Hij wreef met zijn hand langs zijn ogen.
“En toen vond ik haar. Ik was zo in gedachten dat ik haar pas zag, toen ik naar binnen wilde gaan. Ze lag pal naast mijn deur te slapen, die malle pop in haar armen. U kunt begrijpen hoe ik schrok. Ik begreep niet waar dat kind zo plotseling vandaan was gekomen. Hoe was het mogelijk dat het kind hier lag? Ik knielde bij haar neer. Haar kleertjes voelden nattig aan, haar jurkje was gescheurd en de haartjes zaten in de war. Het leek alsof ze de hele nacht in het bos had gezworven.” De oude schudde zijn hoofd en in zijn ogen verscheen een vochtige glans.
“Ze had ook gehuild. Haar gezichtje was vuil. Je kon duidelijk zien waar de traantjes waren opgedroogd. Ik tilde haar zachtjes op en bracht haar naar binnen. Ze was steenkoud. Voorzichtig trok ik haar kleertjes uit en legde haar in bed. Het arme kind, ze was doodop. Ik dekte haar stevig toe en streek het haar uit haar bleke gezichtje. Telkens legde ik mijn hand tegen haar wangetjes. Ze werd maar niet warm. Het was angstig. Ik dacht dat ze nooit meer warm zou worden. Ik heb toen gauw een paar kruiken bij haar in bed gelegd. Ja, warme kruiken, misschien is dat wel haar redding geweest.”

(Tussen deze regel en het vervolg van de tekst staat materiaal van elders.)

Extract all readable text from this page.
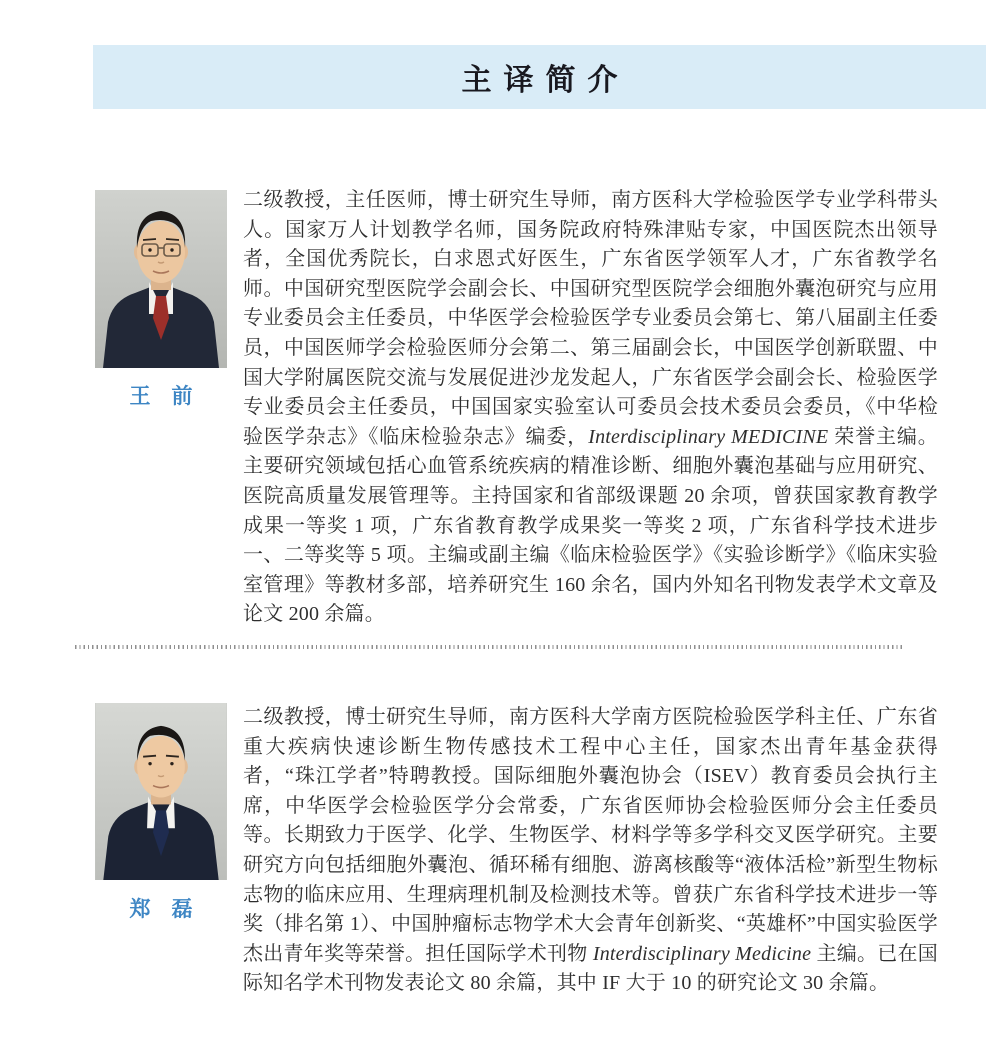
主译简介
王　前
二级教授，主任医师，博士研究生导师，南方医科大学检验医学专业学科带头人。国家万人计划教学名师，国务院政府特殊津贴专家，中国医院杰出领导者，全国优秀院长，白求恩式好医生，广东省医学领军人才，广东省教学名师。中国研究型医院学会副会长、中国研究型医院学会细胞外囊泡研究与应用专业委员会主任委员，中华医学会检验医学专业委员会第七、第八届副主任委员，中国医师学会检验医师分会第二、第三届副会长，中国医学创新联盟、中国大学附属医院交流与发展促进沙龙发起人，广东省医学会副会长、检验医学专业委员会主任委员，中国国家实验室认可委员会技术委员会委员，《中华检验医学杂志》《临床检验杂志》编委，Interdisciplinary MEDICINE 荣誉主编。主要研究领域包括心血管系统疾病的精准诊断、细胞外囊泡基础与应用研究、医院高质量发展管理等。主持国家和省部级课题 20 余项，曾获国家教育教学成果一等奖 1 项，广东省教育教学成果奖一等奖 2 项，广东省科学技术进步一、二等奖等 5 项。主编或副主编《临床检验医学》《实验诊断学》《临床实验室管理》等教材多部，培养研究生 160 余名，国内外知名刊物发表学术文章及论文 200 余篇。
郑　磊
二级教授，博士研究生导师，南方医科大学南方医院检验医学科主任、广东省重大疾病快速诊断生物传感技术工程中心主任，国家杰出青年基金获得者，“珠江学者”特聘教授。国际细胞外囊泡协会（ISEV）教育委员会执行主席，中华医学会检验医学分会常委，广东省医师协会检验医师分会主任委员等。长期致力于医学、化学、生物医学、材料学等多学科交叉医学研究。主要研究方向包括细胞外囊泡、循环稀有细胞、游离核酸等“液体活检”新型生物标志物的临床应用、生理病理机制及检测技术等。曾获广东省科学技术进步一等奖（排名第 1）、中国肿瘤标志物学术大会青年创新奖、“英雄杯”中国实验医学杰出青年奖等荣誉。担任国际学术刊物 Interdisciplinary Medicine 主编。已在国际知名学术刊物发表论文 80 余篇，其中 IF 大于 10 的研究论文 30 余篇。
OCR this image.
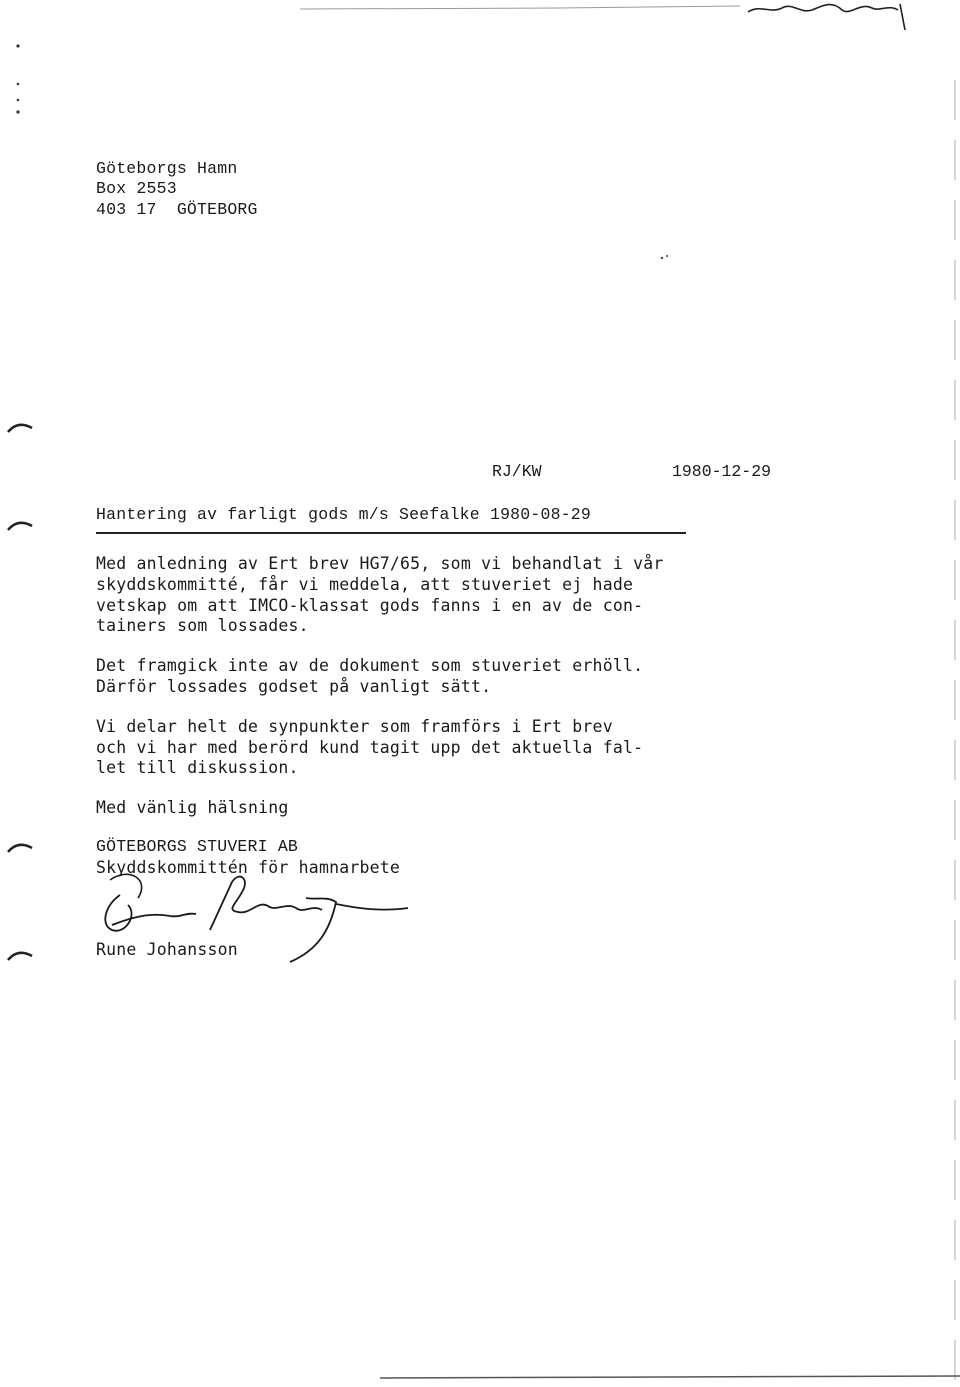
Göteborgs Hamn
Box 2553
403 17  GÖTEBORG
RJ/KW	1980-12-29
Hantering av farligt gods m/s Seefalke 1980-08-29
Med anledning av Ert brev HG7/65, som vi behandlat i vår
skyddskommitté, får vi meddela, att stuveriet ej hade
vetskap om att IMCO-klassat gods fanns i en av de con-
tainers som lossades.
Det framgick inte av de dokument som stuveriet erhöll.
Därför lossades godset på vanligt sätt.
Vi delar helt de synpunkter som framförs i Ert brev
och vi har med berörd kund tagit upp det aktuella fal-
let till diskussion.
Med vänlig hälsning
GÖTEBORGS STUVERI AB
Skyddskommittén för hamnarbete
Rune Johansson
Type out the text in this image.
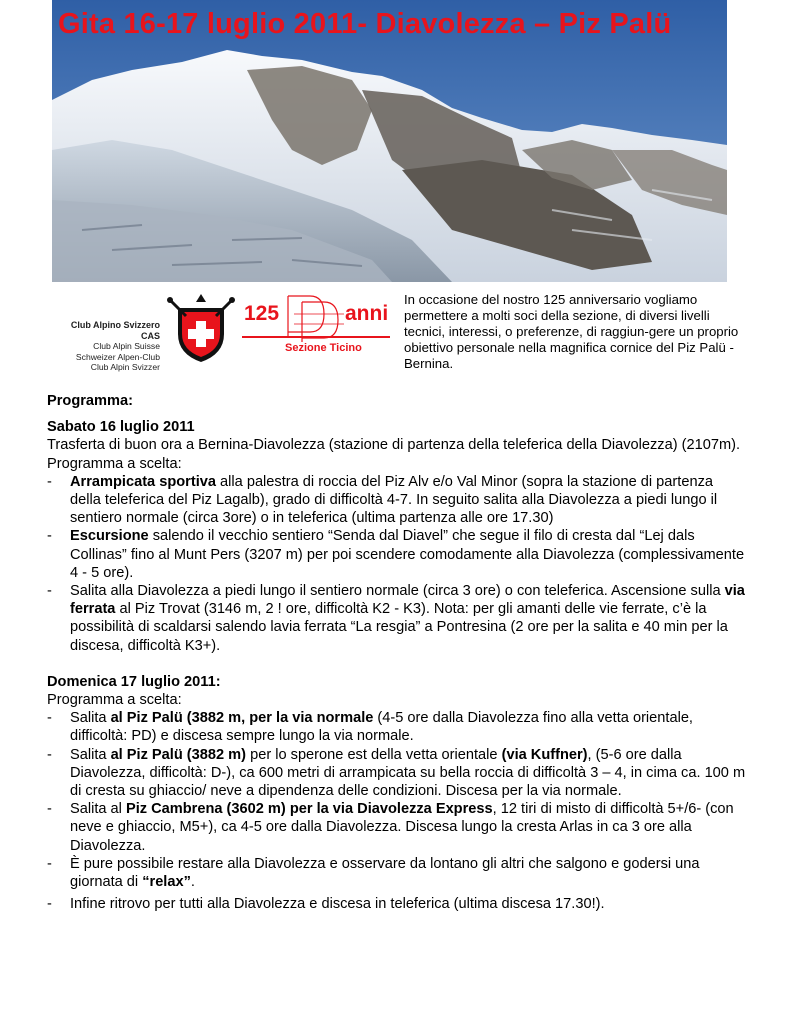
Gita 16-17 luglio 2011- Diavolezza – Piz Palü
Club Alpino Svizzero CAS
Club Alpin Suisse
Schweizer Alpen-Club
Club Alpin Svizzer
125	anni
Sezione Ticino
In occasione del nostro 125 anniversario vogliamo permettere a molti soci della sezione, di diversi livelli tecnici, interessi, o preferenze, di raggiun-gere un proprio obiettivo personale nella magnifica cornice del Piz Palü - Bernina.
Programma:
Sabato 16 luglio 2011
Trasferta di buon ora a Bernina-Diavolezza (stazione di partenza della teleferica della Diavolezza) (2107m).
Programma a scelta:
- Arrampicata sportiva alla palestra di roccia del Piz Alv e/o Val Minor (sopra la stazione di partenza della teleferica del Piz Lagalb), grado di difficoltà 4-7. In seguito salita alla Diavolezza a piedi lungo il sentiero normale (circa 3ore) o in teleferica (ultima partenza alle ore 17.30)
- Escursione salendo il vecchio sentiero “Senda dal Diavel” che segue il filo di cresta dal “Lej dals Collinas” fino al Munt Pers (3207 m) per poi scendere comodamente alla Diavolezza (complessivamente 4 - 5 ore).
- Salita alla Diavolezza a piedi lungo il sentiero normale (circa 3 ore) o con teleferica. Ascensione sulla via ferrata al Piz Trovat (3146 m, 2 ! ore, difficoltà K2 - K3). Nota: per gli amanti delle vie ferrate, c’è la possibilità di scaldarsi salendo lavia ferrata “La resgia” a Pontresina (2 ore per la salita e 40 min per la discesa, difficoltà K3+).
Domenica 17 luglio 2011:
Programma a scelta:
- Salita al Piz Palü (3882 m, per la via normale (4-5 ore dalla Diavolezza fino alla vetta orientale, difficoltà: PD) e discesa sempre lungo la via normale.
- Salita al Piz Palü (3882 m) per lo sperone est della vetta orientale (via Kuffner), (5-6 ore dalla Diavolezza, difficoltà: D-), ca 600 metri di arrampicata su bella roccia di difficoltà 3 – 4, in cima ca. 100 m di cresta su ghiaccio/ neve a dipendenza delle condizioni. Discesa per la via normale.
- Salita al Piz Cambrena (3602 m) per la via Diavolezza Express, 12 tiri di misto di difficoltà 5+/6- (con neve e ghiaccio, M5+), ca 4-5 ore dalla Diavolezza. Discesa lungo la cresta Arlas in ca 3 ore alla Diavolezza.
- È pure possibile restare alla Diavolezza e osservare da lontano gli altri che salgono e godersi una giornata di “relax”.
- Infine ritrovo per tutti alla Diavolezza e discesa in teleferica (ultima discesa 17.30!).
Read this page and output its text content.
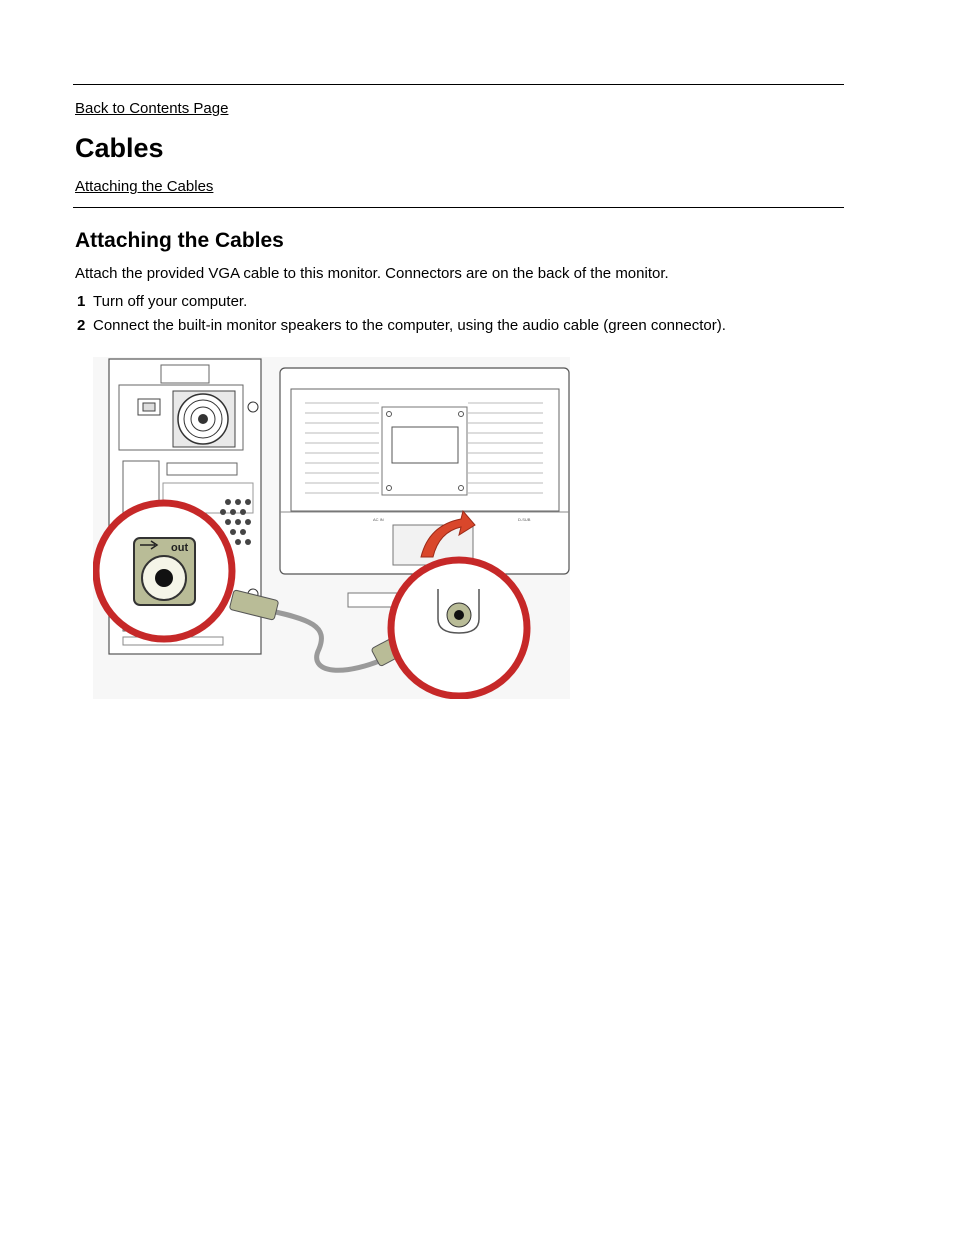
Back to Contents Page
Cables
Attaching the Cables
Attaching the Cables

Attach the provided VGA cable to this monitor. Connectors are on the back of the monitor.

1 Turn off your computer.

2 Connect the built-in monitor speakers to the computer, using the audio cable (green connector).

AC IN	D-SUB
out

Zijn grote handen plukten nerveus aan het tafelkleed.
Zijn onderlip trilde.
“Toen ik wat van de schrik was bekomen, was mijn eerste gedachte de dominee te schrijven dat het kind bij mij was. Maar ik wist niet eens zijn adres. Hij had mij dat niet gegeven. Tegen de middag begon het kind te ijlen. Zo nu en dan gilde ze en had ze het over een poesje maken. Ik durfde gewoon niet bij haar vandaan te gaan om een dokter te halen, zo bang was ik dat ze zou sterven. Twee dagen en nachten heb ik aan haar bed gezeten. Toen knapte ze gelukkig langzaam op. Een dag of wat later, toen ze weer op de been was, zijn we naar de villa gegaan om haar kleertjes te halen.”
De oude staarde een poosje zwijgend voor zich uit. Zijn gedachten speelden met beelden uit zijn herinnering. Plotseling verscheen op zijn gerimpeld gelaat een uitdrukking vol tederheid.